1. Le tétrapharmakos : les deux derniers remèdes
Les deux premiers remèdes ("les dieux ne sont pas à craindre" et "la mort n’est pas à craindre") abordés dans l’épisode précédent ouvraient la voie à une sérénité face aux craintes métaphysiques. Les deux derniers remèdes sont centrés sur la gestion de la douleur et la quête du bonheur :
* "La douleur est supportable" :Épicure enseigne que la douleur peut être dominée par la raison et la volonté. Il distingue :
* Les douleurs aiguës et brèves qui, bien que violentes, passent rapidement ou conduisent à la mort, mettant ainsi fin à la souffrance.
* Les douleurs chroniques et légères qui peuvent être atténuées par la philosophie et la maîtrise de soi.
Cette approche rationaliste considère la douleur comme un simple signal corporel, un déséquilibre atomique temporaire, qu'il faut aborder sans angoisse excessive.
* "Le bonheur est atteignable" :Pour Épicure, le bonheur réside dans l’atteinte de l’ataraxie (absence de troubles) et l’aponie (absence de douleur corporelle). Il prône un plaisir mesuré et stable, loin des excès.
2. La diététique des désirs : classer pour mieux vivre
Épicure propose une hiérarchie des désirs afin de guider les individus vers une vie heureuse :
* Désirs naturels et nécessaires (essentiels à la survie) :
* Boire, manger, se vêtir, se loger.→ Ils doivent être comblés pour éviter la souffrance.
* Désirs naturels et non nécessaires (plaisirs non vitaux mais agréables) :
* Aliments raffinés, relations sexuelles.→ Ils peuvent être comblés mais ne sont pas essentiels.

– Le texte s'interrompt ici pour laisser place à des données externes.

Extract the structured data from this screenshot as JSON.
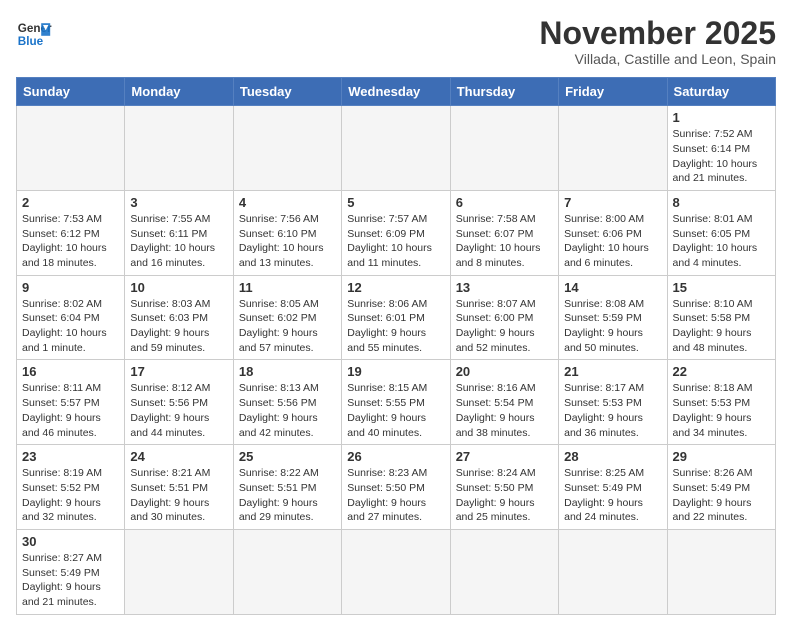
{
  "logo": {
    "line1": "General",
    "line2": "Blue"
  },
  "title": "November 2025",
  "subtitle": "Villada, Castille and Leon, Spain",
  "headers": [
    "Sunday",
    "Monday",
    "Tuesday",
    "Wednesday",
    "Thursday",
    "Friday",
    "Saturday"
  ],
  "weeks": [
    [
      {
        "day": "",
        "info": ""
      },
      {
        "day": "",
        "info": ""
      },
      {
        "day": "",
        "info": ""
      },
      {
        "day": "",
        "info": ""
      },
      {
        "day": "",
        "info": ""
      },
      {
        "day": "",
        "info": ""
      },
      {
        "day": "1",
        "info": "Sunrise: 7:52 AM\nSunset: 6:14 PM\nDaylight: 10 hours and 21 minutes."
      }
    ],
    [
      {
        "day": "2",
        "info": "Sunrise: 7:53 AM\nSunset: 6:12 PM\nDaylight: 10 hours and 18 minutes."
      },
      {
        "day": "3",
        "info": "Sunrise: 7:55 AM\nSunset: 6:11 PM\nDaylight: 10 hours and 16 minutes."
      },
      {
        "day": "4",
        "info": "Sunrise: 7:56 AM\nSunset: 6:10 PM\nDaylight: 10 hours and 13 minutes."
      },
      {
        "day": "5",
        "info": "Sunrise: 7:57 AM\nSunset: 6:09 PM\nDaylight: 10 hours and 11 minutes."
      },
      {
        "day": "6",
        "info": "Sunrise: 7:58 AM\nSunset: 6:07 PM\nDaylight: 10 hours and 8 minutes."
      },
      {
        "day": "7",
        "info": "Sunrise: 8:00 AM\nSunset: 6:06 PM\nDaylight: 10 hours and 6 minutes."
      },
      {
        "day": "8",
        "info": "Sunrise: 8:01 AM\nSunset: 6:05 PM\nDaylight: 10 hours and 4 minutes."
      }
    ],
    [
      {
        "day": "9",
        "info": "Sunrise: 8:02 AM\nSunset: 6:04 PM\nDaylight: 10 hours and 1 minute."
      },
      {
        "day": "10",
        "info": "Sunrise: 8:03 AM\nSunset: 6:03 PM\nDaylight: 9 hours and 59 minutes."
      },
      {
        "day": "11",
        "info": "Sunrise: 8:05 AM\nSunset: 6:02 PM\nDaylight: 9 hours and 57 minutes."
      },
      {
        "day": "12",
        "info": "Sunrise: 8:06 AM\nSunset: 6:01 PM\nDaylight: 9 hours and 55 minutes."
      },
      {
        "day": "13",
        "info": "Sunrise: 8:07 AM\nSunset: 6:00 PM\nDaylight: 9 hours and 52 minutes."
      },
      {
        "day": "14",
        "info": "Sunrise: 8:08 AM\nSunset: 5:59 PM\nDaylight: 9 hours and 50 minutes."
      },
      {
        "day": "15",
        "info": "Sunrise: 8:10 AM\nSunset: 5:58 PM\nDaylight: 9 hours and 48 minutes."
      }
    ],
    [
      {
        "day": "16",
        "info": "Sunrise: 8:11 AM\nSunset: 5:57 PM\nDaylight: 9 hours and 46 minutes."
      },
      {
        "day": "17",
        "info": "Sunrise: 8:12 AM\nSunset: 5:56 PM\nDaylight: 9 hours and 44 minutes."
      },
      {
        "day": "18",
        "info": "Sunrise: 8:13 AM\nSunset: 5:56 PM\nDaylight: 9 hours and 42 minutes."
      },
      {
        "day": "19",
        "info": "Sunrise: 8:15 AM\nSunset: 5:55 PM\nDaylight: 9 hours and 40 minutes."
      },
      {
        "day": "20",
        "info": "Sunrise: 8:16 AM\nSunset: 5:54 PM\nDaylight: 9 hours and 38 minutes."
      },
      {
        "day": "21",
        "info": "Sunrise: 8:17 AM\nSunset: 5:53 PM\nDaylight: 9 hours and 36 minutes."
      },
      {
        "day": "22",
        "info": "Sunrise: 8:18 AM\nSunset: 5:53 PM\nDaylight: 9 hours and 34 minutes."
      }
    ],
    [
      {
        "day": "23",
        "info": "Sunrise: 8:19 AM\nSunset: 5:52 PM\nDaylight: 9 hours and 32 minutes."
      },
      {
        "day": "24",
        "info": "Sunrise: 8:21 AM\nSunset: 5:51 PM\nDaylight: 9 hours and 30 minutes."
      },
      {
        "day": "25",
        "info": "Sunrise: 8:22 AM\nSunset: 5:51 PM\nDaylight: 9 hours and 29 minutes."
      },
      {
        "day": "26",
        "info": "Sunrise: 8:23 AM\nSunset: 5:50 PM\nDaylight: 9 hours and 27 minutes."
      },
      {
        "day": "27",
        "info": "Sunrise: 8:24 AM\nSunset: 5:50 PM\nDaylight: 9 hours and 25 minutes."
      },
      {
        "day": "28",
        "info": "Sunrise: 8:25 AM\nSunset: 5:49 PM\nDaylight: 9 hours and 24 minutes."
      },
      {
        "day": "29",
        "info": "Sunrise: 8:26 AM\nSunset: 5:49 PM\nDaylight: 9 hours and 22 minutes."
      }
    ],
    [
      {
        "day": "30",
        "info": "Sunrise: 8:27 AM\nSunset: 5:49 PM\nDaylight: 9 hours and 21 minutes."
      },
      {
        "day": "",
        "info": ""
      },
      {
        "day": "",
        "info": ""
      },
      {
        "day": "",
        "info": ""
      },
      {
        "day": "",
        "info": ""
      },
      {
        "day": "",
        "info": ""
      },
      {
        "day": "",
        "info": ""
      }
    ]
  ]
}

* Désirs non naturels et non nécessaires (illimités et sources de troubles) :
* Pouvoir, richesse, gloire.→ Ils doivent être rejetés car ils entraînent frustration et anxiété.
Ce classement aide à privilégier les désirs simples et stables, évitant les désirs vains qui perturbent l’âme.
3. L’hédonisme ascétique : un plaisir sobre et réfléchi
Contrairement aux clichés qui présentent l’épicurisme comme une quête effrénée de plaisirs sensoriels, Épicure défend un hédonisme modéré et réfléchi :
* Le plaisir n’est pas dans l’excès mais dans l’absence de souffrance.
* Moins on désire, plus on a de chances d’atteindre l’ataraxie.
* Le plaisir en repos (plaisir stable et durable) est supérieur au plaisir en mouvement (liés aux stimulations passagères).
* Épicure prône une frugalité heureuse : boire de l’eau, manger du pain, et profiter des plaisirs simples de la vie.
Cet hédonisme ascétique s’apparente à une forme de sagesse, où l’individu cultive la maîtrise de soi pour atteindre le bonheur.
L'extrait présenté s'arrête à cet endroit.